Finalement, si le jazz faisait un retour aux racines, le blues, lui, a incendié le parterre.
Lumineuse Beyries

Amélie Beyries, en concert, au Festival international de jazz de Montréal.
Photo : Festival international de jazz de Montréal / Victor Diaz Lamich
Tout le long. Tout le long de sa prestation de 75 minutes, Amélie Beyries a eu un sourire dans le visage. Ça m’a sauté au visage – le mien – dès sa deuxième chanson, Over Me. Jamais je ne l’ai vue aussi lumineuse, aussi radieuse, le plus souvent, quand elle regardait le parterre de la place des Festivals qui s’est rempli à la dernière minute.

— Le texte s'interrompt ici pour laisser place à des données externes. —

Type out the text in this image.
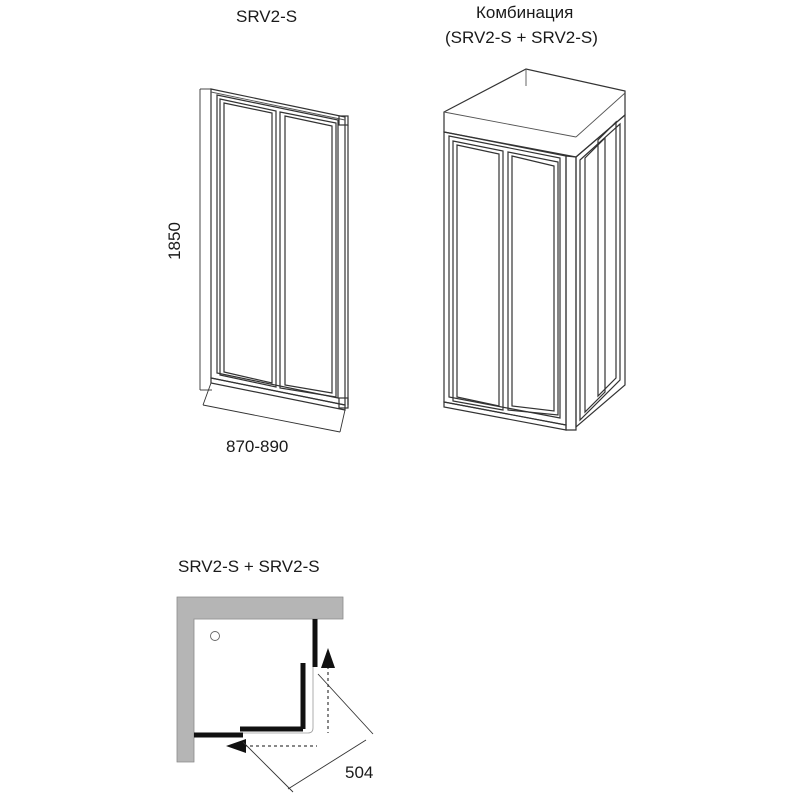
SRV2-S	Комбинация
(SRV2-S + SRV2-S)
1850
870-890
SRV2-S + SRV2-S
504
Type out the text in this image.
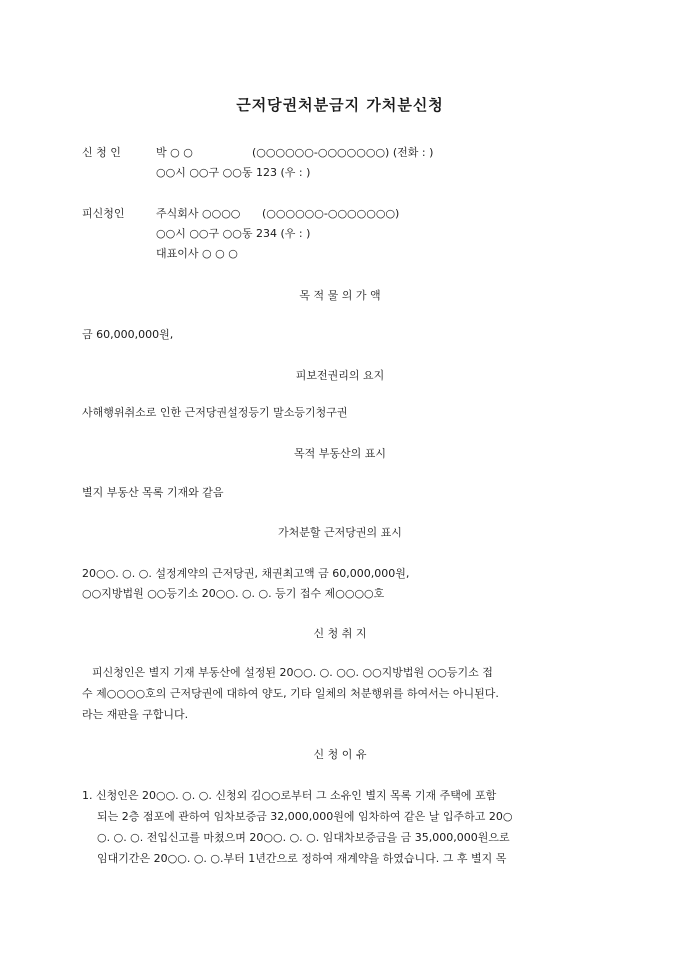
근저당권처분금지 가처분신청
신 청 인	박 ○ ○	(○○○○○○-○○○○○○○) (전화 : )
○○시 ○○구 ○○동 123 (우 : )
피신청인	주식회사 ○○○○ (○○○○○○-○○○○○○○)
○○시 ○○구 ○○동 234 (우 : )
대표이사 ○ ○ ○
목 적 물 의 가 액
금 60,000,000원,
피보전권리의 요지
사해행위취소로 인한 근저당권설정등기 말소등기청구권
목적 부동산의 표시
별지 부동산 목록 기재와 같음
가처분할 근저당권의 표시
20○○. ○. ○. 설정계약의 근저당권, 채권최고액 금 60,000,000원,
○○지방법원 ○○등기소 20○○. ○. ○. 등기 접수 제○○○○호
신 청 취 지
피신청인은 별지 기재 부동산에 설정된 20○○. ○. ○○. ○○지방법원 ○○등기소 접
수 제○○○○호의 근저당권에 대하여 양도, 기타 일체의 처분행위를 하여서는 아니된다.
라는 재판을 구합니다.
신 청 이 유
1. 신청인은 20○○. ○. ○. 신청외 김○○로부터 그 소유인 별지 목록 기재 주택에 포함
되는 2층 점포에 관하여 임차보증금 32,000,000원에 임차하여 같은 날 입주하고 20○
○. ○. ○. 전입신고를 마쳤으며 20○○. ○. ○. 임대차보증금을 금 35,000,000원으로
임대기간은 20○○. ○. ○.부터 1년간으로 정하여 재계약을 하였습니다. 그 후 별지 목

Il y a dix minutes, il n’y avait personne, et là, vous êtes beaucoup. Vous ne pouvez pas savoir à quel point je suis heureuse d’être ici après ce que l’on vient de vivre.
Heureuse et pas seule à l’être. Avec elle, pas moins de quatre musiciens (Alex McMahon, Andre Papanicolaou, Marc Chatrain) et musicienne (Amélie Mandeville) et cinq choristes. Euh… Quand certaines de tes choristes
sont des vedettes de plein droit comme Kim Richardson, Coral Egan et Marie-Christine Depestre, tu n’es plus en voiture, comme le veut le proverbe, tu es en Rolls Royce.
Ça rappelait le concert A Black and White Night de Roy Orbison, en 1987, lorsque les choristes
avaient pour nom k.d. lang, Jennifer Warnes et Bonnie Raitt.
Pour l’occasion, Beyries a proposé l’essentiel de son deuxième disque, Encounter. Voix aérienne qui parvenait à s’élever au-dessus du chœur vocal, offrandes livrées à la guitare ou au piano, l’autrice-compositrice-interprète a proposé des chansons à l’instrumentation riche qui sont parfois devenues des moments d’échange.
Est-ce qu’il y a des ex-amoureux dans la ville?
a-t-elle demandé, avant d’interpréter une fort jolie Wondering, de l’album Landing. Pendant The Pursuit of Happiness, durant laquelle la phrase I’m a warrior
revient comme un motif de tapisserie, Beyries a crié à la foule : C’est qui les warriors à Montréal?!
On connaissait la réponse.
Elle a su s’approprier à merveille To Love Somebody, des Bee Gees, dédiée à ses amis, car vous m’avez beaucoup manqué
. Beyries a aussi su varier les ambiances. Après Alone, où la phrase complainte I feel the weight
s’est quand même rendue aux nues, elle a ramené le tout à la plus simple expression pour une version de Nous sommes en mode guitare-voix.
Durant Graceless, avant le rappel piano-voix de Soldier, elle s’est prise pour un guitar hero en grattant les cordes de son instrument à genoux sur la scène. Du jamais vu. C’est au terme de cette interprétation qu’elle a littéralement bu les applaudissements qui lui étaient décernés, avec son visage qui irradiait de bonheur, avant de lancer à la foule :
De l’amour et de la musique, c’est ce que je vous souhaite!